トラウマ日曜洋画劇場

皿井垂『トラウマ日曜洋画劇場』、彩図社、2013


映画の解説本。他の同種の本と違うところは、この本が、「1980年代の終わりまでの時期にテレビで流れていた洋画」という線にそって作品を選んでいること。

家庭用ビデオが普及し、レンタルビデオが一般的になってから、テレビの映画放送は急速に衰退したが、そうなる前には、映画はテレビが放送するコンテンツの中でも最重要のもののひとつで、一週間、どこかのチャンネルでどの曜日でもだいたい映画をやっていた。そういう時代の映画のおはなし。

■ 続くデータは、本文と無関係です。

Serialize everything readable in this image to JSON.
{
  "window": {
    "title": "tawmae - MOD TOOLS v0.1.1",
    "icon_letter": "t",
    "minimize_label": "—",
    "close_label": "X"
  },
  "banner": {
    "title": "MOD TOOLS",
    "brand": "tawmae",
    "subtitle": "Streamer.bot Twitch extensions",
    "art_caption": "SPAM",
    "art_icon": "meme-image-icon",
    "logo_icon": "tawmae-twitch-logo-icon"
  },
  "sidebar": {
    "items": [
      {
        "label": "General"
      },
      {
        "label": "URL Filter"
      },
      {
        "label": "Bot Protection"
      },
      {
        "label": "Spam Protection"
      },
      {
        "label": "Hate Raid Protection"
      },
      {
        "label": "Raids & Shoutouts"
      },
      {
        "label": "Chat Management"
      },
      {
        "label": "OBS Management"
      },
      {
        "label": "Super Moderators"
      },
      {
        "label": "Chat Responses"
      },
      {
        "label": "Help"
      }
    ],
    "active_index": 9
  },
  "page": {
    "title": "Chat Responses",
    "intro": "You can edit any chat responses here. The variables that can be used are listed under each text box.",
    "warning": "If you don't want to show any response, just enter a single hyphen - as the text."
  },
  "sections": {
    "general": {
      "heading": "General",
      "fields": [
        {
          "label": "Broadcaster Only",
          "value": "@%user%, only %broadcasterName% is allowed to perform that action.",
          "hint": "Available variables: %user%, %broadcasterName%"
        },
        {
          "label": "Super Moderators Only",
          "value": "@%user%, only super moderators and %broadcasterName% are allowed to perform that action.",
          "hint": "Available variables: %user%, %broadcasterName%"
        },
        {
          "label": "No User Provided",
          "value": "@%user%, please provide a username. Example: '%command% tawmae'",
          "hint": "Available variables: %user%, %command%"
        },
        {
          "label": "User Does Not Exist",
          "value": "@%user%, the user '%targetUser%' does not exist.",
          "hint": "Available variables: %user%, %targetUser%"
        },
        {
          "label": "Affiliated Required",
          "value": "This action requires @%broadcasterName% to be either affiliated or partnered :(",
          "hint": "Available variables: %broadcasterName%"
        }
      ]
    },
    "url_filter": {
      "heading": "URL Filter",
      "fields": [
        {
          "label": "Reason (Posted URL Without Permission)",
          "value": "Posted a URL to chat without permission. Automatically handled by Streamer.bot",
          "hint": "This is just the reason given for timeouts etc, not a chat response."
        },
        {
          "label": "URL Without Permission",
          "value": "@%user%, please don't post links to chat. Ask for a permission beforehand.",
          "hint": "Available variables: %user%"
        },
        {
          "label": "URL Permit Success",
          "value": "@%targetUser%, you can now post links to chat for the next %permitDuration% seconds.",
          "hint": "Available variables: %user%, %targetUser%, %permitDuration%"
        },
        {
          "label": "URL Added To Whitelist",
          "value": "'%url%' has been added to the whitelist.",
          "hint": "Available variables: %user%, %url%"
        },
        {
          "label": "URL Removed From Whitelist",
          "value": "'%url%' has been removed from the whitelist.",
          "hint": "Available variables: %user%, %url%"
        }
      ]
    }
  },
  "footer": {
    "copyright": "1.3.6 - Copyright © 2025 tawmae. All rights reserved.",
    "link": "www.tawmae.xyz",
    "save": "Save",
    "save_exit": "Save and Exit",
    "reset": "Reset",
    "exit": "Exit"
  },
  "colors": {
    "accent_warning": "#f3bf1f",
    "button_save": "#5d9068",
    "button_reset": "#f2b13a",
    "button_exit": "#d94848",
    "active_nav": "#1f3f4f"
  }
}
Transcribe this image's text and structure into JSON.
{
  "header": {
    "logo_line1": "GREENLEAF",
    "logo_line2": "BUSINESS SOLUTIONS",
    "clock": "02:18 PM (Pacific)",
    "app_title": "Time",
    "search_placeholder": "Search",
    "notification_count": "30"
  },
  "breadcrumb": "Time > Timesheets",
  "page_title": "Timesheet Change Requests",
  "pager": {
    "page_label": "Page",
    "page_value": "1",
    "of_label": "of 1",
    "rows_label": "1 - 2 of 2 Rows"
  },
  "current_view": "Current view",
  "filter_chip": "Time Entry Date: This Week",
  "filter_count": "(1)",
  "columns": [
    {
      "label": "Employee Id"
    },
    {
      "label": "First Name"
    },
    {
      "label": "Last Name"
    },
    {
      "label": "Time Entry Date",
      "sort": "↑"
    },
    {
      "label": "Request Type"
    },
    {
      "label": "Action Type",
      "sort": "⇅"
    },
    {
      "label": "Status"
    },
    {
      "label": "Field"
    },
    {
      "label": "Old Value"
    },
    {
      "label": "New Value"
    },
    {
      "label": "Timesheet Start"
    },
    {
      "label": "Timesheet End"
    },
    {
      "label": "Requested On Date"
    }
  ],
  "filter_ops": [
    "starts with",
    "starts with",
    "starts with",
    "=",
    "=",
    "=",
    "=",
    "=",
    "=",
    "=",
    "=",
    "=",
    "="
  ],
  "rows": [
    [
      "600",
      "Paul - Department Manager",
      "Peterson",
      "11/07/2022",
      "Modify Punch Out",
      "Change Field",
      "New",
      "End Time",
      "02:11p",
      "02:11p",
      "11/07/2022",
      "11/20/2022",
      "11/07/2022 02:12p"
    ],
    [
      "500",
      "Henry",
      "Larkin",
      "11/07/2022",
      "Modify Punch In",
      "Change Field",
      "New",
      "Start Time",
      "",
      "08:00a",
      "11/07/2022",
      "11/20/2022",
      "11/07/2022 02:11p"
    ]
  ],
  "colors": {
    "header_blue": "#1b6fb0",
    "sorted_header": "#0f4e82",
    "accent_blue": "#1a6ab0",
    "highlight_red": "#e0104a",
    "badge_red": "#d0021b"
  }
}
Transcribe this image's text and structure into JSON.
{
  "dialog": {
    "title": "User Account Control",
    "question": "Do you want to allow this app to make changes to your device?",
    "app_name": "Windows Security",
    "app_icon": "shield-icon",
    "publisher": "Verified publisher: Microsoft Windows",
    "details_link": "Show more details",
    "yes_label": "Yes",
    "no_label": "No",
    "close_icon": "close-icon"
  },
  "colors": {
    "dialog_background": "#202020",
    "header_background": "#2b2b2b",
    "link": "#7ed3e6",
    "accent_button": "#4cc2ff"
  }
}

各局の映画枠にそって映画を並べてあるので、「日曜洋画劇場」の章に入っている作品は、「脱出」(1972)、「地獄に落ちた勇者ども」(1969)、「シャーキーズ・マシーン」(1982)、「ダウンタウン物語」(1976)、「悪を呼ぶ少年」(1972)、「ひとりぼっちの青春」(1970)、「ジャイアンツ」(1956)、「カプリコン・1」(1977)、「まごころを君に」(1968)というもの。

一見して、バラバラ。メジャーな作品も、マイナーな作品も、ごった煮で詰め込まれていて、作品の出来もよかったり、悪かったりする。このテイストが、昔のテレビで流れていた映画のもので、どんな作品なのかよくわからない状態で、視聴者は毎週映画をたくさん見せられていた。なので、著者の選択基準は非常に納得がいく。

この本に載っている映画は、3分の1くらいは見ている。しかし残りは知らない。しかも、ソフト化されていない作品も混じっているので、レンタルチェーンでも手に入れることができない作品も多数。それを考えると、親が映画にチャンネルを合わせていてくれて本当によかった。

今のように、レンタルチェーンに見きれない数の映画が並んでしまうと、逆に見るものを選ばなければいけないので、非常に苦労する。昔は楽でよかったわ。